17. What a great plan, in hindsight, that great base to launch your future post-college?
Jimmy: I owe that to (Texas head coach) Eddie Reese. Eddie always had a plan. In college, I had to be a good yards swimmer, and I had to be there for the relay. I loved my college years at Texas. I would never go back and do that any different. I am also sure that at that particular point in my life, I had somewhat of a focus issue – I was not able to focus like I am today. So it wasn’t just a training thing, but a maturity thing. I was going through a slow development and that made me appreciate everything a lot more.
18. NCAA title though, how cool is that?
Jimmy: The best part about that is it wasn’t about me, it was about the team, and that’s why it means so much. It was about doing what the team needed. I wanted to win NCAAs, and that’s what my only focus was – that’s what everyone on the team’s focus was. I am sure other people have similar stories or have accomplished greater feats, but for me, in terms of what I went through, living in San Antonio and then going to Austin to train five to six times a week with some of the best swimmers in the world, I really did start from the bottom when I moved here, and had to work my way up – I love that about my story.
19. Does the NCAA title mean that much to you, and how glad are you that you stuck it out even when things might have seemed tough?

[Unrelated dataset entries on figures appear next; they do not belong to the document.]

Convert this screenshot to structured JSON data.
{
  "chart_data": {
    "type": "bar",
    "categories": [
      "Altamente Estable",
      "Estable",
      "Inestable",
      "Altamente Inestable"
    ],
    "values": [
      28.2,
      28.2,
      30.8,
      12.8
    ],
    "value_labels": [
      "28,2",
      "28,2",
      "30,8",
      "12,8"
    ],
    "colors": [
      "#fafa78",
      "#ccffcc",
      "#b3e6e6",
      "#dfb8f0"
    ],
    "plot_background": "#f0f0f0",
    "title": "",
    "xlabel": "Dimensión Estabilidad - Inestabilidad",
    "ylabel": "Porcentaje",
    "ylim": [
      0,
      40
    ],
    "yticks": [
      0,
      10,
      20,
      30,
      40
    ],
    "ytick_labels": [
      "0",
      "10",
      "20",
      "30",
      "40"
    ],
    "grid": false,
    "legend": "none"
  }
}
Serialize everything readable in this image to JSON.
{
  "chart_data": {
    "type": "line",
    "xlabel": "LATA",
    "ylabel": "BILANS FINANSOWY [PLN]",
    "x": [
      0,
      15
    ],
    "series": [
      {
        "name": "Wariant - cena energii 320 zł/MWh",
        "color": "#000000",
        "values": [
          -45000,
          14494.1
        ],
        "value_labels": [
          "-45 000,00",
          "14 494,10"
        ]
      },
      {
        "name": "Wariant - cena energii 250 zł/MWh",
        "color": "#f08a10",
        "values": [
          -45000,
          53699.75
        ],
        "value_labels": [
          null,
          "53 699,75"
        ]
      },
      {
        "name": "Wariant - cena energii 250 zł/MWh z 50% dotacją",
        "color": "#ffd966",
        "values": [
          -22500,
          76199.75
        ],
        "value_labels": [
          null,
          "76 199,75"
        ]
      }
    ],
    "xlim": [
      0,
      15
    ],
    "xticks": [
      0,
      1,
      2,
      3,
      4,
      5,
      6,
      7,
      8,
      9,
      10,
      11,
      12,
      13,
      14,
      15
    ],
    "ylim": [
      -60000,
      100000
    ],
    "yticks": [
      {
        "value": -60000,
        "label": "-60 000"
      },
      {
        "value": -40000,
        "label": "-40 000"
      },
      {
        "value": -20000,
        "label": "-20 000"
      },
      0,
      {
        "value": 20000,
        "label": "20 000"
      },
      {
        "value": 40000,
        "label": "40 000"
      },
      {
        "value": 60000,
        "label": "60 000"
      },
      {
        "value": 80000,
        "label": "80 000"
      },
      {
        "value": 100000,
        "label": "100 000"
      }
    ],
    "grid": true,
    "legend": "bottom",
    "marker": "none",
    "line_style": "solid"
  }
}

Jimmy: In terms of winning an NCAA… we had come in second so many times, and we were so close to winning it those years. So to come through and win it as a team, individually and on a relay, it all really meant a lot to me – I think having that kind of NCAA is a rare experience. Or I should say it feels rare and I feel very blessed because I know I could not have done any of that without a tremendous group of teammates and coaches. I am so thankful for all of those people. You know, I still live in Austin, and I work out in the weight room sometimes at UT, and sometimes where I live. Anyway, I was (at the apartment building gym) the other day where I live, and I had my shirt off. On the back I have the 2010 Longhorn tattoo. Someone said, “Hey I graduated that year!” I said, “Yeah, I swam there.” And the guy said, “Oh, you’re Jimmy Feigen!” So it’s funny how things work out. I think making it to the Olympics was crazy, and getting second at Worlds was pretty crazy as well. But the struggle individually and as a team for the NCAA Championship, in some ways it is so much harder because so many things have to go perfectly right for you, and some things have to go wrong – if that makes sense – for some other teams. NCAAs is really a crap shoot, because some people show up, some don’t, and some come out of nowhere. You don’t understand what a lottery the NCAA Championship meet is until you compete in one.
20. You mention progress and then struggle, yet you come back from the Olympics and then jump right into Worlds, show amazing resilience, and claim that silver individually, which was quite an effort – do you see progress?
Jimmy: In the relay at Worlds, it was my time to step up, and I wasn’t ready for it. That experience serves me better in the future, because having that bad experiences helped me realize my position and place, my strengths and weaknesses, which catapulted me to a silver (in the 100 free) when maybe some people hadn’t thought I was capable of that. I understand and respect what I learned from that relay, and while it was a humbling experience, I had an obligation to make myself better coming out of that. You try to put your best foot forward every single day, every single time. When you stub your toe, you don’t stop trying; you just figure out what you did and put your best foot forward again. You get those good experiences and results, and it does stack up – and it builds your confidence, too, relatively quickly.